Paläontologie. - Einige Säugetierarten haben sich vor rund 50 bis 35 Millionen Jahren für die Rückkehr ins Wasser entschieden. Ihre Nachfahren sind zum Beispiel die Wale. Wie die Anpassung der frühen Wale vonstatten ging, ist in der Fachwelt seit langem umstritten. Zwei Fossilienfunde könnten Licht in das Dunkel der Theorien bringen.

Von Michael Stang |
    Obwohl die Entdeckung der beiden Urwale in Pakistan schon eine Weile her ist, kann Philip Gingerich sein Glück noch immer kaum fassen.

    "Nach solch einem Fund habe ich 30 Jahre lang gesucht und die Hoffnung nie aufgegeben; natürlich war es eine Überraschung. Das muss jetzt nicht heißen, dass dieser Urwal automatisch der Vorfahre aller heutigen Wale ist, weil es aus dieser Zeit sehr viele ähnliche Formen gibt, aber er gehört definitiv in den Stammbaum der späteren Wale."

    Im Jahr 2000 und 2004 stießen der Paläontologe von der Universität von Michigan und seine Kollegen auf zwei gut erhaltene Skelette einer Walspezies, die Paläontologen als Missing Link bezeichnen. Also ein fehlendes Bindeglied im Stammbaum der Wale, über das die Forscher bislang nur spekulieren konnten. Die beiden 47,5 Millionen Jahre alten Vertreter von Archaeocet gehören zu einer ausgestorbenen Säugetier-Unterordnung, die nun Licht ins Dunkel bringen sollen.

    "Der wichtigste Aspekt ist, dass wir im Bauch des Weibchens ein reifes Baby gefunden haben, die Mutter muss kurz vor der Niederkunft gestorben sein. Überraschenderweise liegt das Kalb so im Mutterleib, dass es mit dem Kopf zuerst zur Welt gekommen wäre - das ist typisch für heutige Landsäugetiere, aber nicht für marine Säugetiere."

    Heutige Wale verlassen allesamt mit dem Schwanz voran den Mutterleib, dies minimiert die Gefahr, dass die neugeborenen Säugetiere ertrinken. Damit konnte Philip Gingerich erstmals zeigen, dass die frühen Wale noch an Land niedergekommen sind. Die Veränderungen in der Evolution hin zu einer Schwanzgeburt sind demnach erst viel später entstanden. Die im Kiefer des Ungeborenen gefundenen Zähne weisen auch darauf hin, dass es nach der Geburt für sich selber hätte sorgen können. Das zweite Fossil ist ein Männchen, gut zweieinhalb Meter lang. Als Beleg für die normalerweise schwierige Geschlechtsbestimmung führt der amerikanische Paläontologe die wesentlich größeren Eckzähne, die Form des Beckens und die Körperlänge des Urwalmännchens an.
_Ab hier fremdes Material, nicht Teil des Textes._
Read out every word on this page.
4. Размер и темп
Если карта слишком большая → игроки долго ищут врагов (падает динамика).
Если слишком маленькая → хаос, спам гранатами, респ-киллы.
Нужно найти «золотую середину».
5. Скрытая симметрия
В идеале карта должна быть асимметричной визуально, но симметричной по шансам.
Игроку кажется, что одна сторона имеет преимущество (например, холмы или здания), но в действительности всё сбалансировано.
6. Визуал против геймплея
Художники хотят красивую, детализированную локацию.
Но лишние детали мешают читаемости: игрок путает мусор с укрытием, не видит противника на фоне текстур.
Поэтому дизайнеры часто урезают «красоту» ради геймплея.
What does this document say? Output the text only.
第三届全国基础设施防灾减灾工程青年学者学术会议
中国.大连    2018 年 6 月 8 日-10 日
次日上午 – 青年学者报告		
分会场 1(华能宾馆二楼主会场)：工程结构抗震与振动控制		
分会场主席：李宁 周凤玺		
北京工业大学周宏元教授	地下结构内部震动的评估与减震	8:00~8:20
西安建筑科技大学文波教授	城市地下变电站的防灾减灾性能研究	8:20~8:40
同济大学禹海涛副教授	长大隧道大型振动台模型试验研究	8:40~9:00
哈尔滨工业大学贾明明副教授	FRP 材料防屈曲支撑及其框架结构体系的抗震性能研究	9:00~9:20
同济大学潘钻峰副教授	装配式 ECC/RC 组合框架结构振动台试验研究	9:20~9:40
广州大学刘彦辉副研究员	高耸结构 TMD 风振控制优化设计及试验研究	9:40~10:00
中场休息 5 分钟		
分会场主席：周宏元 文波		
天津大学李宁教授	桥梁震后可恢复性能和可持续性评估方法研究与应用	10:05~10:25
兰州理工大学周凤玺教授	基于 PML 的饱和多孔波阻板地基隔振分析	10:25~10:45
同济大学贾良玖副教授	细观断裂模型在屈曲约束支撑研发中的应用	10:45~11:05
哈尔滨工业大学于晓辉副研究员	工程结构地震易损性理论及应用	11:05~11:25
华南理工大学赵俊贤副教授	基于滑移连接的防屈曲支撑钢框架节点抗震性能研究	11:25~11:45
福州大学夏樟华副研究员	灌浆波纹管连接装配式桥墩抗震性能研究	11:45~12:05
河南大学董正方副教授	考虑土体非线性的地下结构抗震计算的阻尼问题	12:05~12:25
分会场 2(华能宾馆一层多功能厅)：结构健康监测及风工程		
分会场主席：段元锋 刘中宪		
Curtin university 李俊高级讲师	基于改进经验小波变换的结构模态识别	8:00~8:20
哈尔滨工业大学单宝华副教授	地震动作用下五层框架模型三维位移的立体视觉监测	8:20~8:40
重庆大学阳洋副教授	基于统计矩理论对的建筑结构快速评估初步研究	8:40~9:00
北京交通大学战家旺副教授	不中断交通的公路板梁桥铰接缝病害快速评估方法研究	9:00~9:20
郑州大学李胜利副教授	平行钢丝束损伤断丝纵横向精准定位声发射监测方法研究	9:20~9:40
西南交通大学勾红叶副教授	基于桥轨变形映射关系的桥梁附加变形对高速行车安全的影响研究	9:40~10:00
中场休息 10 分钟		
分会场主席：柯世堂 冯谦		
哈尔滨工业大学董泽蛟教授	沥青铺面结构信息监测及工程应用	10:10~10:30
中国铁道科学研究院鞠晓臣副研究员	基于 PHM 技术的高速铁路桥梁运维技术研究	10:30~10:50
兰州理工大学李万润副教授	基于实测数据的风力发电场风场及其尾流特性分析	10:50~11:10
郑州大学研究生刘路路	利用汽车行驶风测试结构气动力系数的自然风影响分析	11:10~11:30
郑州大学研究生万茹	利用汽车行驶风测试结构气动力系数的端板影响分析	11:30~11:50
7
    "Das ist das erste Mal überhaupt, dass wir etwas über das Geschlecht der Tiere erfahren. Früher wussten wir nie, ob es sich bei einem Fossil um ein Männchen oder ein Weibchen handelt. Aber das ist nicht alles. Diese Urwale repräsentieren genau den Übergang von Landsäugetieren, die wieder zurück ins Wasser gingen - ihre Vorfahren waren reine Landsäuger, ihre Nachfahren waren vollständig an das Leben im Wasser angepasst. Zehn Millionen Jahre dauerte diese Umstellung. Sie fraßen schon im Wasser, kamen jedoch regelmäßig an Land zurück um sich auszuruhen, sich zu paaren und dort auch den Nachwuchs zu gebären, denn es war ein langer evolutionärer Prozess von der Niederkunft an Land hin zur Geburt im Wasser."

    Wie andere primitive Urwale benutzten auch die beiden in Pakistan ausgegrabenen Exemplare ihre vier Beine zum Schwimmen - die Umwandlung zu Flossen sollte noch etwas dauern. Die Tiere konnten zwar noch ihr Gewicht an Land tragen, vermutlich kamen sie dort aber nicht mehr weit. Rund zehn Millionen Jahre später waren sie vollständig an das Leben im Wasser angepasst und sind gar nicht mehr an Land zurückgekehrt.